Dialectology gripes

(Historical note: I wrote this post on Wednesday and emailed it to myself in preparation to post it. Yes, I am addicted.)

/Ej/) If the metro people can persuade unionized workers to successfully maintain a functioning railway system by working four hours a night between 1:00 am and 5:00 am, it seems to me you could contrive to hammer at whatever it was you were hammering at and move whatever furniture you were moving OUTSIDE OF CLASS TIME. This bullshit is hard enough to concentrate on as it is. Hammer, hammer, whrrrrrrr, clump, hammer, hammer, hammer, drllllllll, clump, rattle, bang, hammer, hammer, hammer. I was ready to claw my own eyeballs out with a spoon. AAAGH!!!

/bi:/) I hated phonology, especially vowels. Okay fine. So I finish with that, forget about it for a year, then unsuspectingly take a dialectology course. That ends up being all about phonology. ESPECIALLY VOWELS. Argh.

/si:/) Why is it that academics feel the constant need to drop extracts of foreign languages I do not speak, untranslated, into all their papers? Is it just to keep us on our toes, or render them even more incomprehensible than they already are, or something? It’s not even always the same language:

I especially like the last sentence there. Nice irony. It goes on like this throughout the entire document. And I have to read this shit for credit.

This stuff is already dry enough to choke a goat. Why must life throw more obstacles in my path? sob

Good grief, matt; I’m taking a phonology course this quarter (starts next week)! Don’t try to scare me off!

Er, Matt, why do the words “complete” and “bollocks” spring to mind?

My response would be to write a paper entitled “Moulton: The use of foreign languages to disguise a big head with nothing of note inside.”

[sarcasm]
Oh, but if you don’t understand French, German, Latin, Greek (Koine and Attic), and Hebrew, you’re simply ineducable.
[/sarcasm]

Seriously, pester your teachers. Make them arrange it so you can understand your fucking assignments. Don’t trust Babelfish or other web-based translation services, because they happily mangle all but the most straightforward prose and are worthless when it comes to techincal matter. Investing in a good dictionary could be worthwhile, but it’s a pain to constantly refer to one.

I assume the symbols heading your paragraphs are somehow related to phonology. /bi:/ and /si:/ I think I understand (b+long i and s+long i, to produce ‘bye’ and ‘sigh’), but what does /ej/ come out to? ‘Edge’? ‘Eh’? I learned all I know about the subject from dictionary pronunciation guides and some minor linguistic research I’ve done, so I probably don’t know much.

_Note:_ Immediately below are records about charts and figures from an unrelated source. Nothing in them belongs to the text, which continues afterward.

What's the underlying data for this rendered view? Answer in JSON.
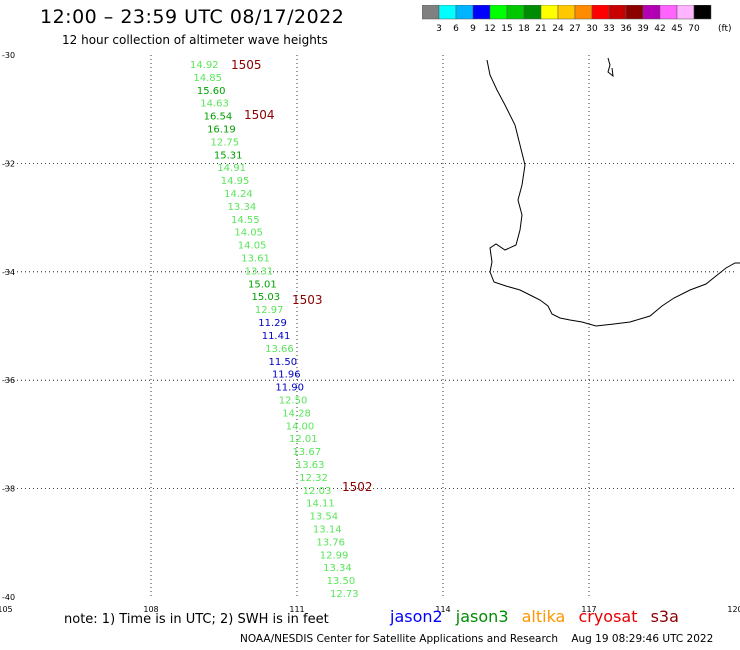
{
  "header": {
    "title": "12:00 – 23:59 UTC 08/17/2022",
    "subtitle": "12 hour collection of altimeter wave heights"
  },
  "color_scale": {
    "colors": [
      "#808080",
      "#00ffff",
      "#00b4ff",
      "#0000ff",
      "#00ff00",
      "#00c800",
      "#008c00",
      "#ffff00",
      "#ffc800",
      "#ff8c00",
      "#ff0000",
      "#c80000",
      "#8c0000",
      "#b400b4",
      "#ff64ff",
      "#ffb4ff",
      "#000000"
    ],
    "labels": [
      "3",
      "6",
      "9",
      "12",
      "15",
      "18",
      "21",
      "24",
      "27",
      "30",
      "33",
      "36",
      "39",
      "42",
      "45",
      "70"
    ],
    "unit": "(ft)"
  },
  "map": {
    "lon_range": [
      105,
      120
    ],
    "lat_range": [
      -40,
      -30
    ],
    "lon_labels": [
      "105",
      "108",
      "111",
      "114",
      "117",
      "120"
    ],
    "lat_labels": [
      "-30",
      "-32",
      "-34",
      "-36",
      "-38",
      "-40"
    ],
    "grid": "dotted",
    "coastline": "southwest Australia"
  },
  "observations": [
    {
      "t": "14.92",
      "c": "light"
    },
    {
      "t": "14.85",
      "c": "light"
    },
    {
      "t": "15.60",
      "c": "green"
    },
    {
      "t": "14.63",
      "c": "light"
    },
    {
      "t": "16.54",
      "c": "green"
    },
    {
      "t": "16.19",
      "c": "green"
    },
    {
      "t": "12.75",
      "c": "light"
    },
    {
      "t": "15.31",
      "c": "green"
    },
    {
      "t": "14.91",
      "c": "light"
    },
    {
      "t": "14.95",
      "c": "light"
    },
    {
      "t": "14.24",
      "c": "light"
    },
    {
      "t": "13.34",
      "c": "light"
    },
    {
      "t": "14.55",
      "c": "light"
    },
    {
      "t": "14.05",
      "c": "light"
    },
    {
      "t": "14.05",
      "c": "light"
    },
    {
      "t": "13.61",
      "c": "light"
    },
    {
      "t": "13.31",
      "c": "light"
    },
    {
      "t": "15.01",
      "c": "green"
    },
    {
      "t": "15.03",
      "c": "green"
    },
    {
      "t": "12.97",
      "c": "light"
    },
    {
      "t": "11.29",
      "c": "blue"
    },
    {
      "t": "11.41",
      "c": "blue"
    },
    {
      "t": "13.66",
      "c": "light"
    },
    {
      "t": "11.50",
      "c": "blue"
    },
    {
      "t": "11.96",
      "c": "blue"
    },
    {
      "t": "11.90",
      "c": "blue"
    },
    {
      "t": "12.50",
      "c": "light"
    },
    {
      "t": "14.28",
      "c": "light"
    },
    {
      "t": "14.00",
      "c": "light"
    },
    {
      "t": "12.01",
      "c": "light"
    },
    {
      "t": "13.67",
      "c": "light"
    },
    {
      "t": "13.63",
      "c": "light"
    },
    {
      "t": "12.32",
      "c": "light"
    },
    {
      "t": "12.03",
      "c": "light"
    },
    {
      "t": "14.11",
      "c": "light"
    },
    {
      "t": "13.54",
      "c": "light"
    },
    {
      "t": "13.14",
      "c": "light"
    },
    {
      "t": "13.76",
      "c": "light"
    },
    {
      "t": "12.99",
      "c": "light"
    },
    {
      "t": "13.34",
      "c": "light"
    },
    {
      "t": "13.50",
      "c": "light"
    },
    {
      "t": "12.73",
      "c": "light"
    }
  ],
  "time_marks": [
    "1505",
    "1504",
    "1503",
    "1502"
  ],
  "note": "note:  1) Time is in UTC;  2) SWH is in feet",
  "legend": [
    {
      "name": "jason2",
      "color": "#0000ff"
    },
    {
      "name": "jason3",
      "color": "#008c00"
    },
    {
      "name": "altika",
      "color": "#ff9600"
    },
    {
      "name": "cryosat",
      "color": "#e60000"
    },
    {
      "name": "s3a",
      "color": "#8c0000"
    }
  ],
  "footer": "NOAA/NESDIS Center for Satellite Applications and Research    Aug 19 08:29:46 UTC 2022"
}
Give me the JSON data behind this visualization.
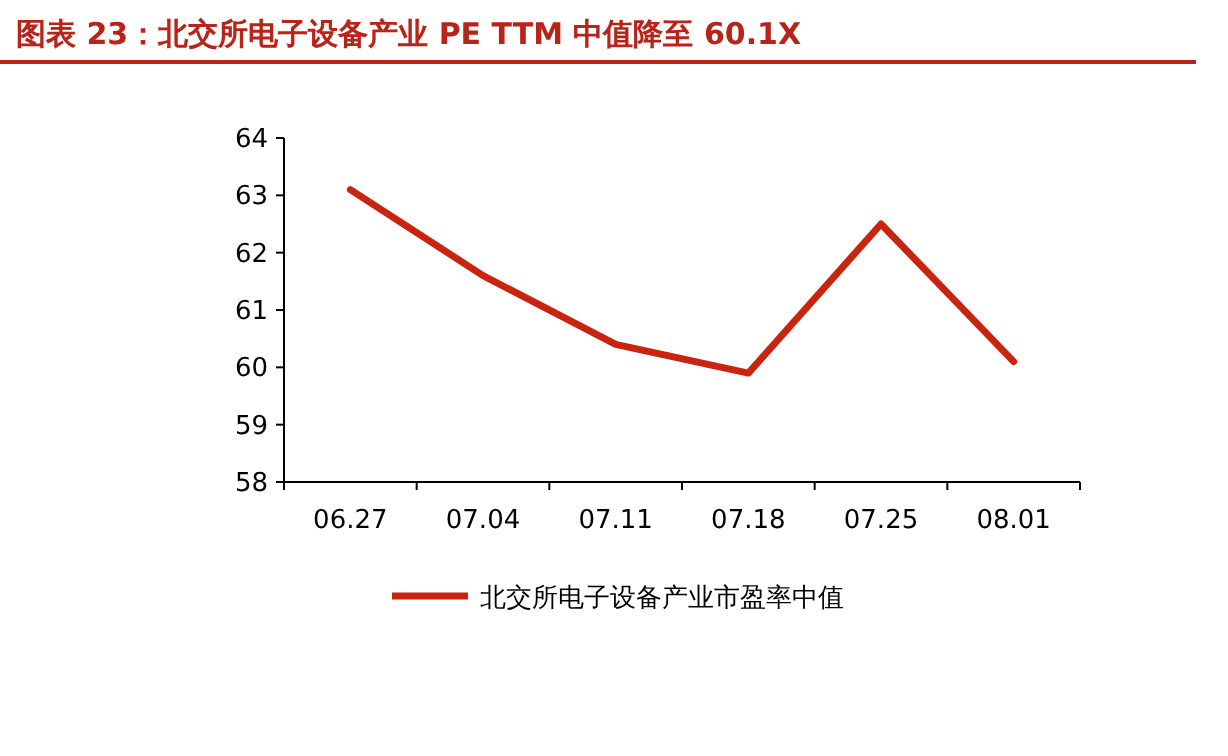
{
  "chart_data": {
    "type": "line",
    "title": "图表 23：北交所电子设备产业 PE TTM 中值降至 60.1X",
    "categories": [
      "06.27",
      "07.04",
      "07.11",
      "07.18",
      "07.25",
      "08.01"
    ],
    "series": [
      {
        "name": "北交所电子设备产业市盈率中值",
        "color": "#c8240f",
        "values": [
          63.1,
          61.6,
          60.4,
          59.9,
          62.5,
          60.1
        ]
      }
    ],
    "ylim": [
      58,
      64
    ],
    "yticks": [
      58,
      59,
      60,
      61,
      62,
      63,
      64
    ],
    "legend": "bottom"
  }
}
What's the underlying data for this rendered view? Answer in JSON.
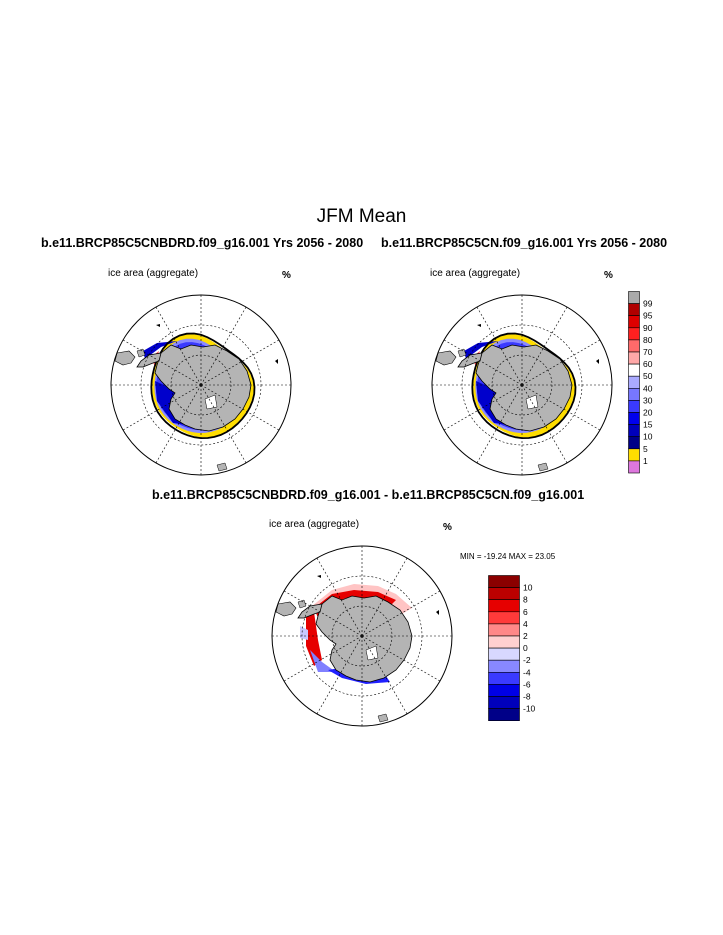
{
  "main_title": "JFM Mean",
  "panels": [
    {
      "title": "b.e11.BRCP85C5CNBDRD.f09_g16.001  Yrs 2056 - 2080",
      "variable_label": "ice area  (aggregate)",
      "units": "%"
    },
    {
      "title": "b.e11.BRCP85C5CN.f09_g16.001  Yrs 2056 - 2080",
      "variable_label": "ice area  (aggregate)",
      "units": "%"
    }
  ],
  "diff_panel": {
    "title": "b.e11.BRCP85C5CNBDRD.f09_g16.001 - b.e11.BRCP85C5CN.f09_g16.001",
    "variable_label": "ice area  (aggregate)",
    "units": "%",
    "min_max": "MIN = -19.24 MAX =  23.05"
  },
  "colorbar_ice": {
    "labels": [
      "99",
      "95",
      "90",
      "80",
      "70",
      "60",
      "50",
      "40",
      "30",
      "20",
      "15",
      "10",
      "5",
      "1"
    ],
    "colors": [
      "#aaaaaa",
      "#b00000",
      "#dd0000",
      "#ff2020",
      "#ff6a6a",
      "#ffa8a8",
      "#ffffff",
      "#aaaaff",
      "#7777ff",
      "#3a3aff",
      "#0000ee",
      "#0000bb",
      "#000088",
      "#ffdd00",
      "#dd77dd"
    ]
  },
  "colorbar_diff": {
    "labels": [
      "10",
      "8",
      "6",
      "4",
      "2",
      "0",
      "-2",
      "-4",
      "-6",
      "-8",
      "-10"
    ],
    "colors": [
      "#8b0000",
      "#bb0000",
      "#e60000",
      "#ff3a3a",
      "#ff8888",
      "#ffd0d0",
      "#d8d8ff",
      "#8888ff",
      "#3a3aff",
      "#0000e6",
      "#0000bb",
      "#000088"
    ]
  },
  "map_colors": {
    "land": "#b4b4b4",
    "ice_high": "#0000cc",
    "ice_mid": "#3a3aff",
    "ice_low": "#8a8aff",
    "ice_edge": "#ffdd00",
    "diff_pos": "#e60000",
    "diff_neg": "#2020ff"
  }
}
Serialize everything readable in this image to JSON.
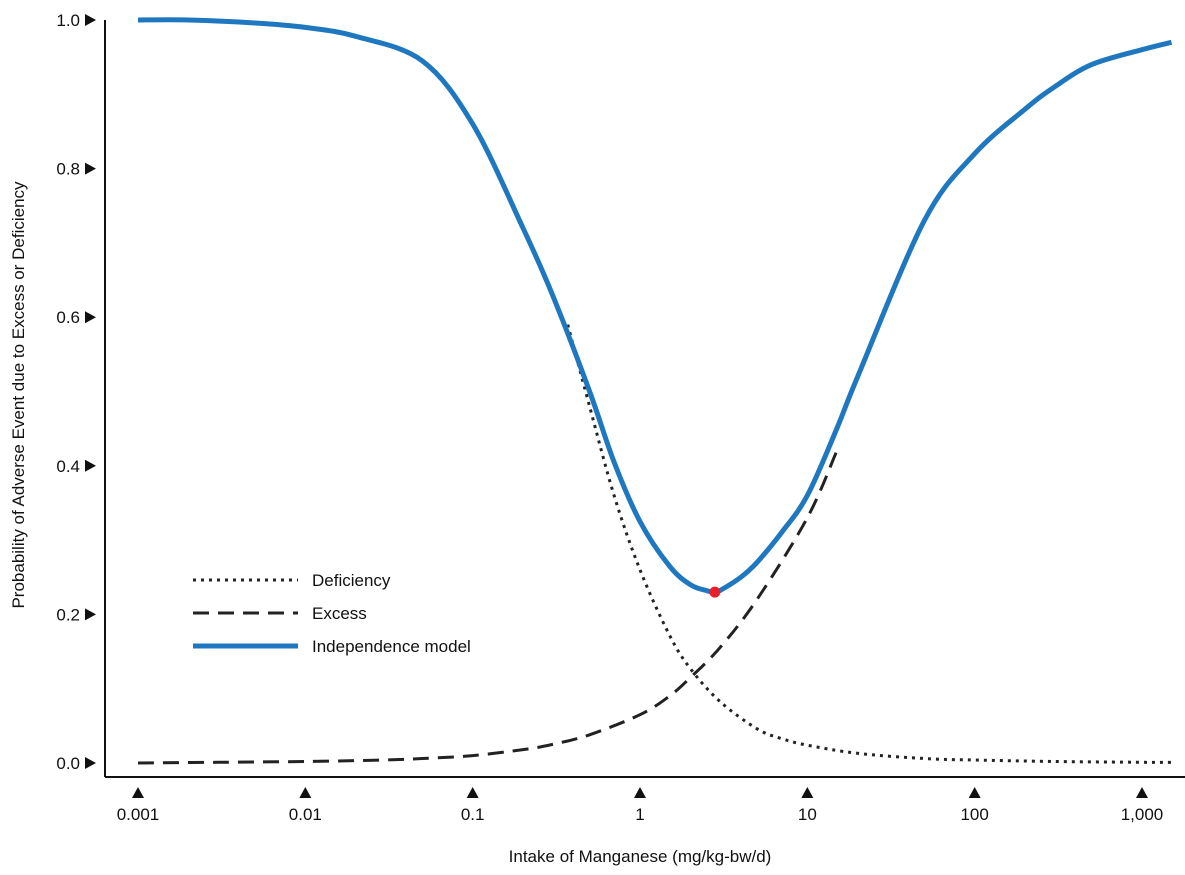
{
  "chart_data": {
    "type": "line",
    "title": "",
    "xlabel": "Intake of Manganese (mg/kg-bw/d)",
    "ylabel": "Probability of Adverse Event due to Excess or Deficiency",
    "xscale": "log",
    "xlim": [
      0.001,
      1500
    ],
    "ylim": [
      0.0,
      1.0
    ],
    "grid": false,
    "legend_position": "left-middle",
    "x_ticks": [
      {
        "value": 0.001,
        "label": "0.001"
      },
      {
        "value": 0.01,
        "label": "0.01"
      },
      {
        "value": 0.1,
        "label": "0.1"
      },
      {
        "value": 1,
        "label": "1"
      },
      {
        "value": 10,
        "label": "10"
      },
      {
        "value": 100,
        "label": "100"
      },
      {
        "value": 1000,
        "label": "1,000"
      }
    ],
    "y_ticks": [
      {
        "value": 0.0,
        "label": "0.0"
      },
      {
        "value": 0.2,
        "label": "0.2"
      },
      {
        "value": 0.4,
        "label": "0.4"
      },
      {
        "value": 0.6,
        "label": "0.6"
      },
      {
        "value": 0.8,
        "label": "0.8"
      },
      {
        "value": 1.0,
        "label": "1.0"
      }
    ],
    "series": [
      {
        "name": "Deficiency",
        "style": "dotted",
        "color": "#222222",
        "x": [
          0.37,
          0.5,
          0.7,
          1.0,
          1.5,
          2.0,
          3.0,
          5.0,
          7.0,
          10,
          20,
          50,
          100,
          300,
          1000,
          1500
        ],
        "y": [
          0.59,
          0.48,
          0.36,
          0.26,
          0.172,
          0.127,
          0.083,
          0.046,
          0.033,
          0.024,
          0.013,
          0.006,
          0.004,
          0.002,
          0.001,
          0.0008
        ]
      },
      {
        "name": "Excess",
        "style": "dashed",
        "color": "#222222",
        "x": [
          0.001,
          0.003,
          0.01,
          0.03,
          0.05,
          0.1,
          0.2,
          0.3,
          0.5,
          1.0,
          1.5,
          2.0,
          3.0,
          5.0,
          10,
          15
        ],
        "y": [
          0.0,
          0.001,
          0.002,
          0.004,
          0.006,
          0.01,
          0.018,
          0.025,
          0.038,
          0.065,
          0.09,
          0.115,
          0.155,
          0.22,
          0.33,
          0.42
        ]
      },
      {
        "name": "Independence model",
        "style": "solid",
        "color": "#1f77c0",
        "x": [
          0.001,
          0.002,
          0.005,
          0.01,
          0.02,
          0.05,
          0.1,
          0.2,
          0.3,
          0.5,
          0.7,
          1.0,
          1.5,
          2.0,
          2.5,
          2.8,
          3.0,
          4.0,
          5.0,
          7.0,
          10,
          15,
          20,
          50,
          100,
          200,
          300,
          500,
          1000,
          1500
        ],
        "y": [
          1.0,
          1.0,
          0.996,
          0.99,
          0.978,
          0.945,
          0.86,
          0.72,
          0.63,
          0.5,
          0.405,
          0.325,
          0.265,
          0.24,
          0.232,
          0.23,
          0.232,
          0.25,
          0.27,
          0.31,
          0.36,
          0.45,
          0.52,
          0.73,
          0.82,
          0.88,
          0.91,
          0.94,
          0.96,
          0.97
        ]
      }
    ],
    "marker": {
      "x": 2.8,
      "y": 0.23,
      "color": "#e8202a"
    },
    "axis_arrow_glyph": "▶ ▲"
  }
}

Derleth - /ej/ = A, /bi:/ = B, /si:/ = C

matt_mcl - Boy, if you hate Phonology this much, don’t ever take Phonetics!! BTW, is dialectology a required class or were you unaware of what was going to be covered?

Monty - Good luck with your class. I’m sure you’ll enjoy it. I loved Phonology.

Already took both Phonetics and Phonology. Actually perferred Px to Plgy. Now taking Morphology and preferring it to both.